If the court agrees, then the dysfunctional statutes controlling teacher tenure, dismissal and layoffs will be struck down, creating a transformational opportunity to design a new system that puts students’ needs first, ensures a high-quality teacher in every classroom and helps all Californians see a better future.”
The Tony Smith opinion goes on to say that:
“The tenure law forces administrators to grant lifetime employment to new teachers after less than 16 months in the classroom. I am aware of no other profession where someone is granted protected status in such a short time and without any real evidentiary basis for the decision.
Once permanent employment is granted, it is nearly impossible to dismiss ineffective teachers for any reason other than criminal activity.

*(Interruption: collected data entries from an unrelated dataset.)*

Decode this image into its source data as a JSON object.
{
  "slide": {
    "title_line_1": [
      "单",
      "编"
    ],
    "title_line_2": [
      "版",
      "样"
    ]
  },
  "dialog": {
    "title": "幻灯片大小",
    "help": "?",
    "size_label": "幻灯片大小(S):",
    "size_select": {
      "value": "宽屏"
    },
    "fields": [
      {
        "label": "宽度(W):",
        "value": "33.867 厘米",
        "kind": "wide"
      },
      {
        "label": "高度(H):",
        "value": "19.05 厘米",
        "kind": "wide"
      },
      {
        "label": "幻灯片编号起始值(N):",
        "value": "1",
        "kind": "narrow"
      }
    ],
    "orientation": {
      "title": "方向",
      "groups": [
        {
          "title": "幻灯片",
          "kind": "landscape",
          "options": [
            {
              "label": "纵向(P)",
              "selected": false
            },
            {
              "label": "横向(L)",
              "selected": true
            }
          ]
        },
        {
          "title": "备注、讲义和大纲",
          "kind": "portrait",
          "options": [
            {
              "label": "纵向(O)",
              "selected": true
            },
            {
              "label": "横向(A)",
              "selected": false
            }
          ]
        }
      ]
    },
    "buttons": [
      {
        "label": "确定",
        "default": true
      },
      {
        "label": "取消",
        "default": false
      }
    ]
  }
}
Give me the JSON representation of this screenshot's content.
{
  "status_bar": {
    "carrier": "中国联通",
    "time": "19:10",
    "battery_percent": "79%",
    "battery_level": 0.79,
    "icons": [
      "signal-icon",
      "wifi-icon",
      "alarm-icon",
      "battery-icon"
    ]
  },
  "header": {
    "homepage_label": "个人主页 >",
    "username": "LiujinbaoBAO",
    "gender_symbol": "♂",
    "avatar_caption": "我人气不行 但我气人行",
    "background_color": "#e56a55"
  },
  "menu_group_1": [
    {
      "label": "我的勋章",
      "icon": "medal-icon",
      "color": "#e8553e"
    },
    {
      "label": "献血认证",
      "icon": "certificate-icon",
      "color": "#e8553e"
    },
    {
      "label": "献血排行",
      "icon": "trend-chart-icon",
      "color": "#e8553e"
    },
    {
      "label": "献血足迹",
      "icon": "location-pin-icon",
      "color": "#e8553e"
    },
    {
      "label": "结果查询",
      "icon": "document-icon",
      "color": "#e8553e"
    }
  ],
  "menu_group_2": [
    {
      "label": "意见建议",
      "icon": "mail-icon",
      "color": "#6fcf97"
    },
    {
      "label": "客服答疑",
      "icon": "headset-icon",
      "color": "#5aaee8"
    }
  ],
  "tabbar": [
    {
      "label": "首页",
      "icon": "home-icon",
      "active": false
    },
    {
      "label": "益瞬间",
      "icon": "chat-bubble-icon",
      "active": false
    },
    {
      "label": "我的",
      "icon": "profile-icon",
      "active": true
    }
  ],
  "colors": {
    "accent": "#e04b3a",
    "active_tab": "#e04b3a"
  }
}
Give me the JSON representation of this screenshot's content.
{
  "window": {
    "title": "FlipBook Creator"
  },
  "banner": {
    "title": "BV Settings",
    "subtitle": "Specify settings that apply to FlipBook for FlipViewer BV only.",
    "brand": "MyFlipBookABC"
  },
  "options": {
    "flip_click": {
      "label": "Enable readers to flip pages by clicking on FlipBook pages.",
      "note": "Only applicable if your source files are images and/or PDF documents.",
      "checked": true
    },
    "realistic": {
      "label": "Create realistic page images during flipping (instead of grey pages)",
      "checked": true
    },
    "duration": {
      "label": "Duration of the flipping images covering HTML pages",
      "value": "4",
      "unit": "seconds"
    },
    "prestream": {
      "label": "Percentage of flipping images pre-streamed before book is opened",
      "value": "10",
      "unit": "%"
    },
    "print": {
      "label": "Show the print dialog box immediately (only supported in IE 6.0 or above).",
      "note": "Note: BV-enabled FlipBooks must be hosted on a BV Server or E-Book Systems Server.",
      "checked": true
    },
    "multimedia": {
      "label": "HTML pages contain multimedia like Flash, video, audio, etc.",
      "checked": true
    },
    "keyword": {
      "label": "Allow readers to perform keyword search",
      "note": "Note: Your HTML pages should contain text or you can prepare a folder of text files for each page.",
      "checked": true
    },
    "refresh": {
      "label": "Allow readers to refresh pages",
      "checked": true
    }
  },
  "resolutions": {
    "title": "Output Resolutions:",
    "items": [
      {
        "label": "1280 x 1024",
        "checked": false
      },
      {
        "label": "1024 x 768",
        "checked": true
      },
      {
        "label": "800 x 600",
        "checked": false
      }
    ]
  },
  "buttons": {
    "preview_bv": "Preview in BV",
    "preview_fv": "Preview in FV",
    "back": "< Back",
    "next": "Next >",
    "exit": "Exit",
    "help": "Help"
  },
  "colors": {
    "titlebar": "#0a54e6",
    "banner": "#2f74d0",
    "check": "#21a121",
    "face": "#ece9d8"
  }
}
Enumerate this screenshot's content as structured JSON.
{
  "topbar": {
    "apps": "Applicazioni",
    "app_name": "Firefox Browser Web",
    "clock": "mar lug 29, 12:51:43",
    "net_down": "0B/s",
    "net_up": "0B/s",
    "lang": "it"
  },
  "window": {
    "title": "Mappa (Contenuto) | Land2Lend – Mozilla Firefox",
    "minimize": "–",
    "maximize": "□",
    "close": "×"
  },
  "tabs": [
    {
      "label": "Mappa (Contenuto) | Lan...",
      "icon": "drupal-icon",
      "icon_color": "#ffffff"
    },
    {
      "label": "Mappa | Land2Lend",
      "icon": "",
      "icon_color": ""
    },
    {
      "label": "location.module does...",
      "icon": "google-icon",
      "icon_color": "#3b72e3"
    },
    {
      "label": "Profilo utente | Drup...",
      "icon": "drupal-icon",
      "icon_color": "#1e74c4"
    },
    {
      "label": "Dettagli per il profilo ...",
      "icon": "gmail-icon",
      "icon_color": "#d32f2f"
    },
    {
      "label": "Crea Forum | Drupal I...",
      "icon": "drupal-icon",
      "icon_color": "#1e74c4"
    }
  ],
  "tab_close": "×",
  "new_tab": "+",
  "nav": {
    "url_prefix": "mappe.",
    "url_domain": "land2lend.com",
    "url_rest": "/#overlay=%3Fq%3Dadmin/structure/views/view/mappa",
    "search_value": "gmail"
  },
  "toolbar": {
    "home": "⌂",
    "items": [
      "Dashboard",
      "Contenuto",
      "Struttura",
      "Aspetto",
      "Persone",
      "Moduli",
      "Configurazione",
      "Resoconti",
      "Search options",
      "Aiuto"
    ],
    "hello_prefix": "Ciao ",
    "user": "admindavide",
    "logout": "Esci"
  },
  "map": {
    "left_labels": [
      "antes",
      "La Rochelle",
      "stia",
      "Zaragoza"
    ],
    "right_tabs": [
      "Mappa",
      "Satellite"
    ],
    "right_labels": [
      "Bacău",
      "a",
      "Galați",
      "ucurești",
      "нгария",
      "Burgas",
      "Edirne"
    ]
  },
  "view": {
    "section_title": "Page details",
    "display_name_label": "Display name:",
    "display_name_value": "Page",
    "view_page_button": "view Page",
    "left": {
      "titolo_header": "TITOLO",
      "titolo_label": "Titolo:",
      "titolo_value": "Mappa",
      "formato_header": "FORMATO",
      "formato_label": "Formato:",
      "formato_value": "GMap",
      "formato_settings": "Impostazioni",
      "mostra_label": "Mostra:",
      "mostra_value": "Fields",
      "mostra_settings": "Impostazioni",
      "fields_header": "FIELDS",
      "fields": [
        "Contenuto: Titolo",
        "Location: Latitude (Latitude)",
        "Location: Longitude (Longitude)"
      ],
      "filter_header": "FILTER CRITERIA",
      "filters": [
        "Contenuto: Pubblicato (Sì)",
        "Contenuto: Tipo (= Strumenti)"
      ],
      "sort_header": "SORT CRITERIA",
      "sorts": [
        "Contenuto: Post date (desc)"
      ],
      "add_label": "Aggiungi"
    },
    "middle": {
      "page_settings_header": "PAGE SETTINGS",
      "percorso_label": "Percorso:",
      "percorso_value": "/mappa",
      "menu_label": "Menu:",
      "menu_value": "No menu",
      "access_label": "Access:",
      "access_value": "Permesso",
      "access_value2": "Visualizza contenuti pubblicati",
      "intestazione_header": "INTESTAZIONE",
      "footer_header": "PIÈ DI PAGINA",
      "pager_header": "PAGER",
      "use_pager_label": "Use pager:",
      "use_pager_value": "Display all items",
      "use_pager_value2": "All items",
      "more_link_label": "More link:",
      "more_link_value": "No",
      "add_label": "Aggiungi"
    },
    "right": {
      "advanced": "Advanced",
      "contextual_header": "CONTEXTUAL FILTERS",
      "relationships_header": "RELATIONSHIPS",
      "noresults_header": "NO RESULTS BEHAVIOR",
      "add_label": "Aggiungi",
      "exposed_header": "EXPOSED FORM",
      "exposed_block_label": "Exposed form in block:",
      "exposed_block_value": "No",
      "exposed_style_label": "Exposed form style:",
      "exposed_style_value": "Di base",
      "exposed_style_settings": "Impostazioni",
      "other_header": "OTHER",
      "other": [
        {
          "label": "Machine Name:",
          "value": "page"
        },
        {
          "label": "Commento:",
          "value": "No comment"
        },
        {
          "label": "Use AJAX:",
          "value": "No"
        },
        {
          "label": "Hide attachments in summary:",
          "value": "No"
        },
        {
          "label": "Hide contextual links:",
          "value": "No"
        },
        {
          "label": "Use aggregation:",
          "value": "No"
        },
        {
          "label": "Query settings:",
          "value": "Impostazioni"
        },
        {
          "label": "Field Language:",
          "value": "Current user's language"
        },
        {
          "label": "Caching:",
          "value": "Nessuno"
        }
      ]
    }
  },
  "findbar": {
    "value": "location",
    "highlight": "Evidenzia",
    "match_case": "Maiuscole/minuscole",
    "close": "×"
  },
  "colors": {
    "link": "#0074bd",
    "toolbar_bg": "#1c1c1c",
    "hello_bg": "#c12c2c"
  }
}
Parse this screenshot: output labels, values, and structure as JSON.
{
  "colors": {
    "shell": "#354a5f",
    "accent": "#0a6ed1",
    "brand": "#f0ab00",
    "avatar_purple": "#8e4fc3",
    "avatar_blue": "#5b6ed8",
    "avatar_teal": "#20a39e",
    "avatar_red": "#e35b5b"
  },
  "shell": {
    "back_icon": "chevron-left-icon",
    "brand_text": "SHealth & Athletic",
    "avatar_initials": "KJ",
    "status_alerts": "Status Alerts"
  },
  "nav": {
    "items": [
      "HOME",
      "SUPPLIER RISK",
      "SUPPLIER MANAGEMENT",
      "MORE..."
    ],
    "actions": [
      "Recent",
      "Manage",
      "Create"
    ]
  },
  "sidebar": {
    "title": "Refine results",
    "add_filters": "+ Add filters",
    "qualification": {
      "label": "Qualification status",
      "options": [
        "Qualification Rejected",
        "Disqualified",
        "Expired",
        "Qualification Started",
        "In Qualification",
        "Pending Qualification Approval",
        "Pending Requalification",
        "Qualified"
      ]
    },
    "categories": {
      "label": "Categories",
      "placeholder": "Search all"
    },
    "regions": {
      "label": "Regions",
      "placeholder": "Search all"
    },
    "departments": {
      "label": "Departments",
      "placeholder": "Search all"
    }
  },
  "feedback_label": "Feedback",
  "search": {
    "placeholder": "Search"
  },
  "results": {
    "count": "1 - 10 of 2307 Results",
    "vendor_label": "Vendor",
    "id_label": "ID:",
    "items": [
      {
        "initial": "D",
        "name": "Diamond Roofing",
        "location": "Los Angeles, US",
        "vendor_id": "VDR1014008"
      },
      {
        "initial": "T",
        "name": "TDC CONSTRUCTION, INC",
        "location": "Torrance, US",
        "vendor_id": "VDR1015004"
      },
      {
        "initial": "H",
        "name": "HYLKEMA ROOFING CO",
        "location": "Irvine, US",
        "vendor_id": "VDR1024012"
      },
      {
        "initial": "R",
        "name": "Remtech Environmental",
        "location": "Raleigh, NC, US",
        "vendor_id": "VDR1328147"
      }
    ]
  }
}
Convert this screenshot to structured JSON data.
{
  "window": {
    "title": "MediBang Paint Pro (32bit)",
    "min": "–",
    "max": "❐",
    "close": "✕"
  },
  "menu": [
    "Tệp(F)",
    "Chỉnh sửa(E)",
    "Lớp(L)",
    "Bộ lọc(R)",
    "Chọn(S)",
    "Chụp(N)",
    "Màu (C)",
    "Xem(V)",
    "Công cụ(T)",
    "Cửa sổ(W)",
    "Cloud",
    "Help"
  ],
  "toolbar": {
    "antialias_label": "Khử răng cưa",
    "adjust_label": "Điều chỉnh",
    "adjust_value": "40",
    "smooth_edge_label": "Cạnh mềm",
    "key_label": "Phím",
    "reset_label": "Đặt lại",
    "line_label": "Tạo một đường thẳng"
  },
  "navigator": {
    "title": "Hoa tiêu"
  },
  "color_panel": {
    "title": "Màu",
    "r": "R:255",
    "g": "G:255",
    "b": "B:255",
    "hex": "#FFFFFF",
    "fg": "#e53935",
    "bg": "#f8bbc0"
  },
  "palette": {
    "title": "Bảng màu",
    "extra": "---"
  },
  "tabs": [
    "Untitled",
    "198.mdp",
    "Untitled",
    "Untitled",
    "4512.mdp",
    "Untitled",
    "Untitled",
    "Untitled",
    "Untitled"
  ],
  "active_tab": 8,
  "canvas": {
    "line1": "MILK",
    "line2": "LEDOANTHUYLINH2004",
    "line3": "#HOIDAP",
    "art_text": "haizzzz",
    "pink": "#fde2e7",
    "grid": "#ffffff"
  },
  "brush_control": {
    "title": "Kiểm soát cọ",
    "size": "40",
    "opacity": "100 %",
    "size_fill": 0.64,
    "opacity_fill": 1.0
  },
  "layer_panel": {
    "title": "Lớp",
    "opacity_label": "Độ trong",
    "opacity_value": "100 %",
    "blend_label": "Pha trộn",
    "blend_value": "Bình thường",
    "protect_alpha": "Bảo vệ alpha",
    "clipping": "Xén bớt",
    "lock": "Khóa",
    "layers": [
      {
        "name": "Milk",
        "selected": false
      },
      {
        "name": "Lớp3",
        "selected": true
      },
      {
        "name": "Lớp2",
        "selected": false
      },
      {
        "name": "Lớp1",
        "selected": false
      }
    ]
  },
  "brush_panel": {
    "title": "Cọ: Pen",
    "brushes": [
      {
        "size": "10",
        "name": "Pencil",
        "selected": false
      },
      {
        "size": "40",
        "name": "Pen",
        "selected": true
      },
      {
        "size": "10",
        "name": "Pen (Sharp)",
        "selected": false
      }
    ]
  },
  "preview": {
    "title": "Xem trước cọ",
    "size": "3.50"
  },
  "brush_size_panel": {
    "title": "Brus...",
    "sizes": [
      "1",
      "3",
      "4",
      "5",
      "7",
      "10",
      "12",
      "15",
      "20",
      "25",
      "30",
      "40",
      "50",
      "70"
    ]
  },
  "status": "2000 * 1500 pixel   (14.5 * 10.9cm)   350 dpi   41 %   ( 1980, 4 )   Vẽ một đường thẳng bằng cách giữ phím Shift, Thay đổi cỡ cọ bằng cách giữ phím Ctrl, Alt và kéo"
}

The dismissal process is so cumbersome and costly that in the past 10 years, only 19 teachers out of California’s 1,052 school districts have been successfully terminated through the dismissal process for reasons including unsatisfactory performance.
When funding reductions instigate layoffs, administrators are not allowed to base staffing decisions on the quality of a teacher’s service to children. The primary factor that may be considered is how long he or she has been employed by the district, so every year a district has layoffs, children lose passionate, hardworking, effective teachers — just because they lack seniority.
As superintendent of Oakland Unified School District, I had to explain why excellent teachers were being let go, while parents pleaded and begged, saying, “Please, please keep this teacher. You don’t understand what this year has been like for my child. This is one of the most extraordinary educators I’ve ever seen in my life.”
But under the law, there is nothing we can do to keep that extraordinary educator.
Is the system I just described a system focused on what’s best for children?
Not to me.
A system that prioritizes meeting the needs of California’s students — as the state constitution demands — would focus on enhancing educational quality before protecting seniority.”